I tried extracting the flag and noticed something odd, there were too many slashes in the path part of it.
So while I probably could deduce it, I was not content - something’s still broken. Let’s fix it up!
But how? Upon closer inspection, I noticed there is an extra space between what seems to be adjacent pixels (take a closer look at the robots). That’s pretty odd.

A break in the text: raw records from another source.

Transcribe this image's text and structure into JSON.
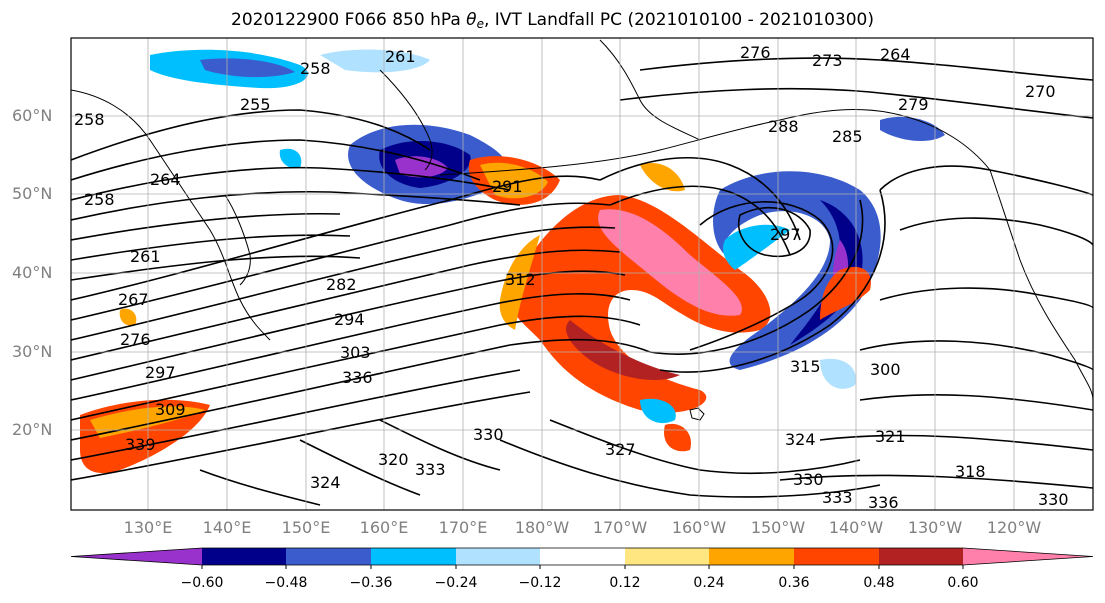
{
  "title": {
    "prefix": "2020122900 F066 850 hPa ",
    "theta": "θ",
    "theta_sub": "e",
    "suffix": ", IVT Landfall PC (2021010100 - 2021010300)"
  },
  "map": {
    "lat_labels": [
      "60°N",
      "50°N",
      "40°N",
      "30°N",
      "20°N"
    ],
    "lon_labels": [
      "130°E",
      "140°E",
      "150°E",
      "160°E",
      "170°E",
      "180°W",
      "170°W",
      "160°W",
      "150°W",
      "140°W",
      "130°W",
      "120°W"
    ],
    "contour_labels": [
      "276",
      "273",
      "264",
      "270",
      "279",
      "285",
      "288",
      "258",
      "261",
      "255",
      "258",
      "258",
      "264",
      "261",
      "267",
      "276",
      "282",
      "294",
      "291",
      "297",
      "303",
      "312",
      "309",
      "336",
      "330",
      "327",
      "324",
      "321",
      "318",
      "315",
      "300",
      "297",
      "330",
      "333",
      "336",
      "330",
      "339",
      "333",
      "324",
      "320"
    ]
  },
  "colorbar": {
    "colors": [
      "#9932cc",
      "#00008b",
      "#3a5ccc",
      "#00bfff",
      "#b0e2ff",
      "#ffffff",
      "#ffe680",
      "#ffa500",
      "#ff4500",
      "#b22222",
      "#ff80aa"
    ],
    "tick_labels": [
      "−0.60",
      "−0.48",
      "−0.36",
      "−0.24",
      "−0.12",
      "0.12",
      "0.24",
      "0.36",
      "0.48",
      "0.60"
    ]
  },
  "colors": {
    "contour": "#000000",
    "grid": "#b0b0b0",
    "tick_label": "#808080"
  }
}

Could it be the images are not exactly in single-bit monochrome, but instead 2 bits per pixel? So we should have 2 shades of gray between white and black.
Let’s fix the code (the correct width should be 96/2=48
):
import numpy as np
from PIL import Image
file_path = 'challenge.bin'
with open(file_path, 'rb') as file:
data = file.read()
image_size = 374
# Split the data into images based on the correct image size
images = [data[image_size*i:image_size*i+image_size] for i in range(8)]
for guessed_width in [96//2]:
# Store images in a list for later concatenation
image_list = []
for i, image in enumerate(images):
height = len(image) * 4 // guessed_width # Times 4 to adjust for the number of pixels
# Unpack the binary data, but now interpret each group of 2 bits as a grayscale pixel
bits = np.unpackbits(np.frombuffer(image, dtype=np.uint8))
# Reshape the bits into 2-bit pairs, then interpret those pairs as grayscale values (0-3)
pixels = bits.reshape(-1, 2)[:, 0] * 2 + bits.reshape(-1, 2)[:, 1]
pixels = pixels[:guessed_width * height].reshape((height, guessed_width))
# Convert to an image. Multiply by 85 to scale from 0-3 to 0-255
img = Image.fromarray((pixels * 85).astype(np.uint8))
image_list.append(img)
# Prepare the concatenated image
total_width = sum(img.width for img in image_list)
max_height = max(img.height for img in image_list)
concatenated_image = Image.new('L', (total_width, max_height))
# Paste each image next to each other horizontally
current_x = 0
for img in image_list:
concatenated_image.paste(img, (current_x, 0))
current_x += img.width
concatenated_image.save(r'tamagotchi_concatenated_image_' + str(guessed_width) + '.bmp')
Resulting in this pretty image:
But something is still isn’t right - why is the line between the lovely Tamagotchis isn’t straight all the way?
I inspected a single image closely and noticed that the line deviated down for exactly 8 pixels at what seems to be the beginning of the stitch. Also, there are a bunch of white pixels at the top left of each image. Maybe there’s an 8-pixel header?
At that point, I wasted about 30 minutes of my time trying to get rid of the header unsuccessfully, to the point I wanted to rip my hair out.
My forgetfulness is going to be my demise - I forgot that every pixel is 2 bits! So if I want to remove what looks to be a 8 pixel header in the image, I actually need to remove 16 bits!
Fixing this annoying issue (by simply adding a image = image[2:]
at the beginning of the loop), and…
Perfection :)
(As it turns out, I - the reason for the repeating slashes is that the flag URL is slightly repeating. My guess is this image sequence is some sort of Tamagotchi animation strip, where written text like the URL glides along the screen so it makes sense to leave some characters in every frame to get the animation looking smooth).